One of most important practices for cycling is to stay hydrated. A general rule is to drink at least 1 bottle ( 21 oz. ) of water per hour. More if it is very hot or you are moving fast.
Water bottles come in several qualities:
Single wall – these are the types that you might get for free at organized T-Shirt rides. About $5 at the store. These have no insulating properties, so your water will match the outside temperature in a few minutes. There is nothing enjoyable about drinking 100 degree water when it is 100 degrees outside and you have been riding for an hour.
Double-wall bottles. These say that they will keep your water cool for twice as long. These run about $16 at the store. The do keep the water from getting hot too fast. Look for: CamelBak Podium Chill 21 oz Insulated Water Bottle
Gel-walled bottles. These say that they will stay cold for 4 times longer. These run about $23 and it is my preference. Recommended: CamelBak Podium Ice 21 oz Insulated Water Bottle
I carry two bottles on my bike when riding more than 20 miles. There is nothing worse than running out of water and you are thirsty and no rest stops in sight.
For longer distances, or very hot weather, I wear a “Camel-Bak”. It is a backpack that contains a plastic water filled bladder. There are different sizes available. The one I have carries about 64 oz. You can put ice in the bladder, which will keep your water cold for over an hour. The Camel-Bak has a water tube that runs through the back-pack strap near your mouth. You can ride with both hands on your handle bars and still drink and peddle at the same time. These run $35-$70.
New riders see experienced riders clip their shoes into their pedals, and ask if that is something they should do. Most experienced riders will tell you that they get more power when they clip into their pedals. The concept is that you can move the pedals not only down, but with clips, they can pull up on the pedals to get even more power.

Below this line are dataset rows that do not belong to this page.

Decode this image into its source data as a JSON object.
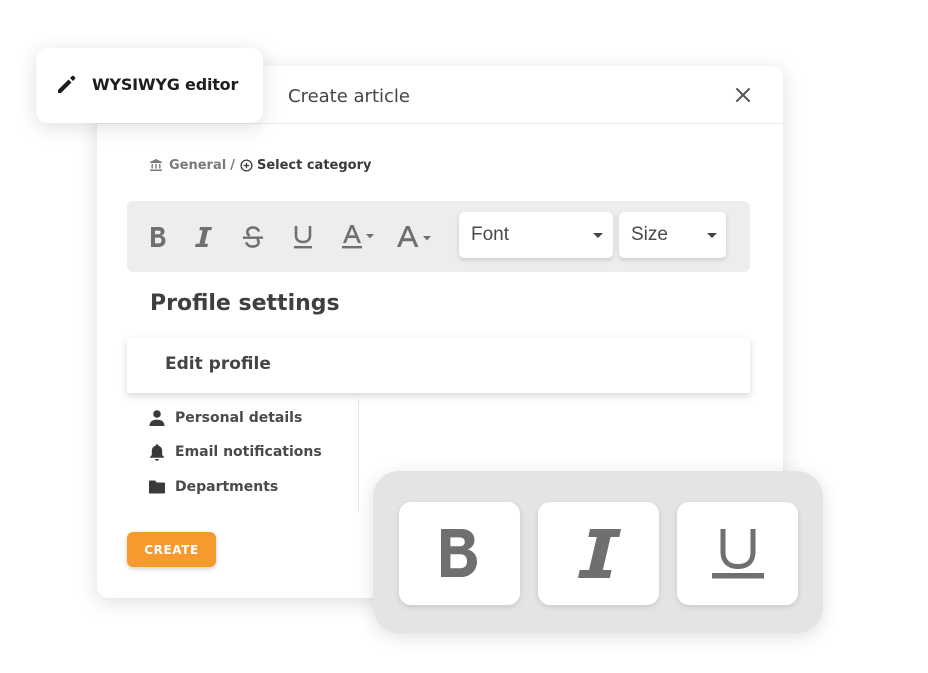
{
  "tag": {
    "label": "WYSIWYG editor",
    "icon": "pencil-icon"
  },
  "dialog": {
    "title": "Create article",
    "close_icon": "close-icon"
  },
  "breadcrumb": {
    "root": "General",
    "separator": "/",
    "action": "Select category"
  },
  "toolbar": {
    "font_select": "Font",
    "size_select": "Size",
    "buttons": [
      "bold-icon",
      "italic-icon",
      "strikethrough-icon",
      "underline-icon",
      "font-color-icon",
      "font-size-icon"
    ]
  },
  "section": {
    "title": "Profile settings"
  },
  "edit_profile": {
    "label": "Edit profile"
  },
  "menu": {
    "items": [
      {
        "label": "Personal details",
        "icon": "person-icon"
      },
      {
        "label": "Email notifications",
        "icon": "bell-icon"
      },
      {
        "label": "Departments",
        "icon": "folder-icon"
      }
    ]
  },
  "create_button": {
    "label": "CREATE"
  },
  "colors": {
    "accent": "#f79a2e",
    "toolbar_bg": "#ededed",
    "panel_bg": "#e4e4e4",
    "icon": "#6f6f6f"
  }
}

There is a trade-off with clips: the fact that you are “attached” to the bike, there is a risk that you might fail to get unclipped when stopping, and over you go. Most clipped riders can tell you their stories of falling at least once. It is a hard lesson that you quickly learn to be sure to unclip as you prepare to stop. Even then, there are times when you might have to make an emergency stop and do not get unclipped in time.
For me, I do use clips. I find that when I am clipped in I feel that I become a part of the bike, or the bike becomes part of me. I have also found that when the bottom of my feet get tired of pedaling down, I can switch to pulling up for a while, and the feet feel better fast.
One way to learn to use clips is to wear one clip, and wear an unclipped shoe on the other foot. That way if you forget to unclip at a stop, you still have the other foot to catch yourself.
There are several different types of pedals, clips and cages, and your bike shoes have to be compatable with the type of pedal you have. Your local bike shop can help you with this. They run about $150+ for pedals and matching shoes.
Have you ever gotten cramps in your legs after a big ride? Probably all of us. There are lots of theories about why cramps arrive, and how to make them go away ( Kennon suggests to drink pickle juice while you are cramping ). Sharon clued me in on these: Nuun electrolyte tablets. You put one tablet in your water bottle each time you fill it up. The idea is to replace the minerals that you loose when sweating. I have had success with these, although it is equally important to train well and not over do it if possible. They run about $16 for 48 tablets.
Bike Bags and tools
Each person has unique needs for the items they need to carry on a bike ride. I prefer to not carry a backpack, except for a Camel-Bak on occasion. I have tried a few variations of bags and have settled on a rear equipment bag that fits under and behind the saddle.
In it I carry a couple of spare inner-tubes, tire tool, patch kit ( in case I get more that two flats ), and a bike multi-tool.
And in front of my handle-bars I have a front bike bag. I find it handy for carrying wallet, cell-phone, keys, sun-block cream, snacks, jacket, and emergency rain gear: a kitchen sized trash bag with holes for your head and arms. Thanks to Moni for this invention.
There are lots of other bag options. You may wish to check them out at your favorite bike shop to see what works best for you.